Overview
- Status: Closed
- Owner: Victorian Railways (VR) (1889–1952)
- Locale: Victoria, Australia
- Termini: Maffra; Briagolong;
- Former connections: Maffra
- Stations: 4 former stations; 1 former siding;

Service
- Type: Former Victorian Railways passenger service

History
- Opened: 7 August 1889
- Closed: 16 July 1952

Technical
- Line length: 19.947 km (12.394 mi)
- Number of tracks: Single
- Track gauge: 1,600 mm (5 ft 3 in)

= Briagolong railway line =

Closed railway line in Victoria, Australia

The Briagolong railway line is a closed railway line in Victoria, Australia, which ran from to . It opened in 1889 as a branch of the Maffra railway line, and was closed in 1952.

==History==
===Before line construction (1872-1889)===
In July 1872, a request was made to the local shire president that a meeting be held on the prospect of a rail line to Briagolong, with a petition organised by Michael Feely and Michael Landy of Stratford, along with Briagolong residents. In around 1877, the Railway League was making calls for a railway line from to , passing through , Stratford and Briagolong. December 1880 saw a public event held in Briagolong, headed by Landy, to hear the opinions of local residents, preceding a banquet to be held in Maffra.

The railway minister, Thomas Bent, visited Briagolong on 22 October 1881 and, according to the recollections of Marjorie Kelly, was "happy to grant Briagolong its railway". There was much debate over where the line was to originate — in Maffra or in Stratford. Ultimately, Premier Duncan Gillies proposed that the line commence at Maffra, and the Railway Construction Act 1884 provided for a line from Maffra to Briagolong. In 1885, 30 people attended a public meeting at which it was argued that Stratford and Briagolong had a closer connection with Stratford than Maffra. One attendee, John McDonald, said that there was a virtual desert between the towns of Stratford and Briagolong, whereas the landowner at Bushy Park intended to subdivide his land, which would cause a larger settlement being necessary to purchase the land.

Despite the fact that construction on the Maffra railway line had already begun, Stratford residents remained staunchly opposed to a rail connection between Maffra and Briagolong. At a meeting, they argued that a line from Stratford would only be a quarter of the cost of the Maffra proposal, due to the fact that no bridges would be required, and that the ground was more level. The Gippsland Farmers' Journal reported on 22 July 1887 that the Premier at the time, Duncan Gillies, responded to a request asking for the line to end in Stratford by saying that he "could not now see his way to propose any alteration in the route adopted from Maffra".

On 6 July 1888, David Munro and Co were given the contract for construction of the line, at a cost of £122,966. The first sod was turned in Briagolong 13 days later.
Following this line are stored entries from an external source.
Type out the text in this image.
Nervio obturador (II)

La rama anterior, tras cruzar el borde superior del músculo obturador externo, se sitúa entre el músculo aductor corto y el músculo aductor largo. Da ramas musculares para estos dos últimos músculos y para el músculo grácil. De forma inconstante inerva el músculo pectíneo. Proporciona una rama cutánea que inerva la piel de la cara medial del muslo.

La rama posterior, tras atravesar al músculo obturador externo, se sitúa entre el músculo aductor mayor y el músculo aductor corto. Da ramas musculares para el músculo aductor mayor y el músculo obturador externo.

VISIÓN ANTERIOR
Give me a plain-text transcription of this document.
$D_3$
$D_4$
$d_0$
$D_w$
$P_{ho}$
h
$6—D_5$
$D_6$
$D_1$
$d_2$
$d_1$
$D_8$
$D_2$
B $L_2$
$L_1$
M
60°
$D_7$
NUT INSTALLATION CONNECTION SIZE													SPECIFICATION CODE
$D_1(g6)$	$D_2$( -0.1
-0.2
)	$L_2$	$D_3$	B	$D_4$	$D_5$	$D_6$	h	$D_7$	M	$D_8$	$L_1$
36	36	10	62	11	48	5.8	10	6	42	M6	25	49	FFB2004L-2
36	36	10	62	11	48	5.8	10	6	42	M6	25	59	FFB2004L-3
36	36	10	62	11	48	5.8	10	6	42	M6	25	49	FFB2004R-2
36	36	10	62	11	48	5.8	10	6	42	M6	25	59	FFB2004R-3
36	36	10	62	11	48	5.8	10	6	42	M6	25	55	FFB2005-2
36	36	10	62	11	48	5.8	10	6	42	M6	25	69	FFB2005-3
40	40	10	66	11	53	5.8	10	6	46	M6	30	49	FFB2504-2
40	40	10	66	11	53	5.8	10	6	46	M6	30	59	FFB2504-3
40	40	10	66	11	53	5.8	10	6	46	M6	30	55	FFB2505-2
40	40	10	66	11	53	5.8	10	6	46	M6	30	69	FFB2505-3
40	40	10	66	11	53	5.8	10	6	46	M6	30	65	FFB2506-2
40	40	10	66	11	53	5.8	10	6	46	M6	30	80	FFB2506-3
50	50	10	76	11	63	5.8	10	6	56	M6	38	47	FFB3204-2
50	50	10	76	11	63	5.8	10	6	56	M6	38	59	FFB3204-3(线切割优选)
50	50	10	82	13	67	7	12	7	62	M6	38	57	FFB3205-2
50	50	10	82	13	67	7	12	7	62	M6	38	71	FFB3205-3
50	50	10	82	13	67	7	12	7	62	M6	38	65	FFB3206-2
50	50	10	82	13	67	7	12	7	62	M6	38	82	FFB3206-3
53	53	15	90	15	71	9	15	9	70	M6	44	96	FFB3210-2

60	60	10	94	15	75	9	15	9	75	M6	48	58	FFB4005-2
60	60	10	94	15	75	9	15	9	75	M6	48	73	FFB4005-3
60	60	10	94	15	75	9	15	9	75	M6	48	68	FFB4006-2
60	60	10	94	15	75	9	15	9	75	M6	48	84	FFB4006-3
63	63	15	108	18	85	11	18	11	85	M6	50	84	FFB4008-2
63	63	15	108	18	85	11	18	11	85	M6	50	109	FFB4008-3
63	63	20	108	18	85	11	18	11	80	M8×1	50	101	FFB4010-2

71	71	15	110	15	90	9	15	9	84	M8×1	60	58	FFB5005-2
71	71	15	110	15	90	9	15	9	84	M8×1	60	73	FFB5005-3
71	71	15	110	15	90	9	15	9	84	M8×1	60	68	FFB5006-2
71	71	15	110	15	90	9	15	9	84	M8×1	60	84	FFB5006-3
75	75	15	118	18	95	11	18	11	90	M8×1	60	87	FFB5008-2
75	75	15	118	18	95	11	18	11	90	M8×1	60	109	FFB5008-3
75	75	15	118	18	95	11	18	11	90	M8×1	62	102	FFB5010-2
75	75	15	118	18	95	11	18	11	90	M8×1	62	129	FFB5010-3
In December 1888, a group of Briagolong residents gathered in the Mechanics Institute to advocate for extending the line to , which had been part of the Welshpool to Omeo proposal.

===Operation (1889-1952)===
The Briagolong railway line was opened on 7 August 1889. A flood of the Avon River on 3 August 1891 overflowed the bridge on the line, leading to its closure. Two weeks later, it was reported the bridge had been washed away, and that "a considerable sum of money" would be needed to replace it. The rebuilt bridge was reopened on 21 December 1891. The Avon River bridge flooded twice again in 1893 and 1894, until a new iron bridge (previous bridges had been wooden) was constructed in 1895.

The line was reopened again in 1897, and it was celebrated by a Maffra banquet. It was attended by Gippsland North MLA Allan McLean, who spoke about the history of the line. McLean said that the government led by Duncan Gillies had initially refused to put the Briagolong line on a costing estimates list for constructing rail lines across the state, but the Speaker had intervened to put it to a committee vote, owing to what McLean called "the splendid accumulation of statistics by the prominent residents of the district". The Railway Commissioner, according to McLean, successfully advised the government to put the Briagolong line on the estimates list without a vote, leading to the construction of the line.

In a 1909 Victorian Railways report, the Briagolong line was reported as costing £5138 per mile, excluding rolling stock. On 10 November 1911, a group of young people were brought before the Children's Court in Maffra, charged with putting obstacles on the railway line. Passenger services on the Briagolong line closed in November 1930. On 25 April 1936, a public meeting was held in the Shire of Maffra hall in regards to the "likely closing" of the railway line. G. Bennett, president of the Briagolong Progress Association, said that the closure of the line would have a serious effect on Briagolong. B. Kelly, a representative of Railway Commissioners, said that, while the line was not being closed, "some lines must eventually close themselves", and that if people did not use the line, it might have serious results. The railway line was closed on 16 July 1952.